October 29:
After a scuffle between a factory boss and a local tax collector, hundreds – and perhaps thousands -- of small factory owners and workers rioted for two days in Zhili, Zhejiang before being put down by police. The mob set fire to cars and smashed public facilities in protest at local authorities’ decision to double the tax on each sewing machine in garment factories from 300 yuan to 600 yuan each. Police said three officers were injured, five people were arrested and 23 others detained. The Huzhou Daily, an official local newspaper, described the riot as “a mass petitioning incident” sparked by “simplistic tax-collecting methods by an individual collector.” The township government sent a text message saying that the tax collector has been fired and the tax increase suspended. Authorities claimed that there were no deaths but rumors carried in the South China Morning Post suggest that police might have beaten two workers to death.

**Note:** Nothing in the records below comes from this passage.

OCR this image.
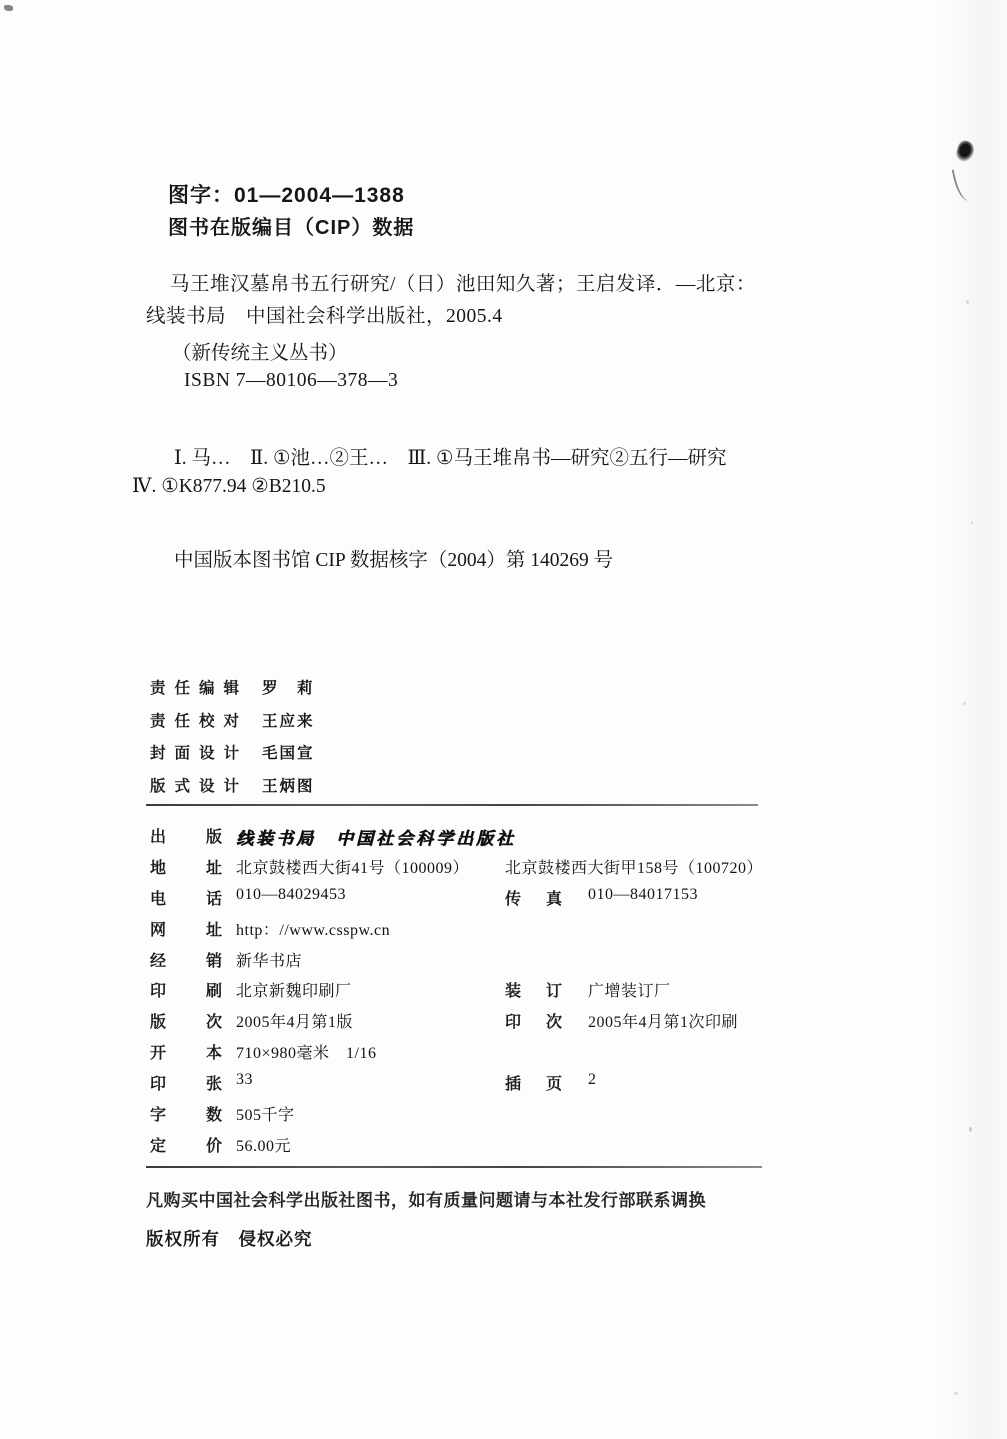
图字：01—2004—1388
图书在版编目（CIP）数据
马王堆汉墓帛书五行研究/（日）池田知久著；王启发译．—北京：
线装书局　中国社会科学出版社，2005.4
（新传统主义丛书）
ISBN 7—80106—378—3
Ⅰ. 马…　Ⅱ. ①池…②王…　Ⅲ. ①马王堆帛书—研究②五行—研究
Ⅳ. ①K877.94 ②B210.5
中国版本图书馆 CIP 数据核字（2004）第 140269 号
责任编辑 罗　莉
责任校对 王应来
封面设计 毛国宣
版式设计 王炳图
出 版 线装书局　中国社会科学出版社
地 址 北京鼓楼西大街41号（100009） 北京鼓楼西大街甲158号（100720）
电 话 010—84029453	传 真 010—84017153
网 址 http：//www.csspw.cn
经 销 新华书店
印 刷 北京新魏印刷厂	装 订 广增装订厂
版 次 2005年4月第1版	印 次 2005年4月第1次印刷
开 本 710×980毫米　1/16
印 张 33	插 页 2
字 数 505千字
定 价 56.00元
凡购买中国社会科学出版社图书，如有质量问题请与本社发行部联系调换
版权所有　侵权必究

[Editor’s Note: Zhili is known as the “capital of Chinese children’s wear” and two-thirds of its 300,000 population are migrant workers from provinces including Anhui, Sichuan and Henan. The town is home to about 12,200 small factories, which account for more than 30 percent of the mainland’s market share. The riot was the latest of several mass uprisings to shake China this year.]
October 31:
According to a survey released jointly by the Hurun Report and Bank of China, 46 percent of mainland Chinese worth more than 10 million yuan ($1.6 million) have considered emigrating, 60 percent of which said they would leave to seek better educational opportunities for their children. Of the 980 millionaires surveyed in 18 Chinese cities from May to September, fourteen percent have either emigrated or applied and one third of them engaged in “investment immigration,” which allows a person to emigrate after he or she agrees to invest a certain amount of money in the host country. Reuters reports Canada and Australia are the two most favored immigration destinations for wealthy Chinese.
November 3:
The China National Association for Ethical Studies, registered under the Chinese Academy of Social Sciences, has begun a campaign to cultivate 1 million “filial children” in five years. It will offer filial piety lessons for children between the ages of four and six and then, for those who pass the assessment, grant the title of “filial child.” Children will first undergo 100 days of lessons and those who pass will receive three years of filial studies. The 100-day course will cost 900 yuan ($141) of which the instructor will earn 100 yuan per child. “There is a phenomenon in our children’s education that knowledge is valued but morality education is overlooked,” Sun Chunchen, secretary-general of the association, said on Monday in comments carried in the semi-official Global Times.
On the same day the filial piety education campaign was launched, two extremely non-filial incidents grabbed headlines. Liao Tianye, a civil servant in Shenzhen, Guangzhou knelt before his parents to apologize for beating them, the Guangzhou Daily reports. Meanwhile, a court in Shanghai delivered a three-and-a-half-year sentence to a college student who stabbed his mother after she decided to stop paying for his studies in Japan.
November 4:
To counter the trend of falling PLA recruitment among urban youth, the army has decided to further expand its acceptable parameters. The PLA has already increased the age limit of recruits, lowered the required mental aptitude test scores, and allowed them to have one ear pierced. Beginning this winter, the PLA will allow prospective military personnel to have small tattoos and expand weight requirements, Japan’s Asahi Shimbun reports. Under the new standards, those with tattoos 2 centimeters or less in diameter on the face and neck and less than 3 centimeters on the arms and legs will be acceptable. The weight range will be expanded to between 25 percent above and 15 percent below the benchmark weight to accommodate more overweight and underweight recruits.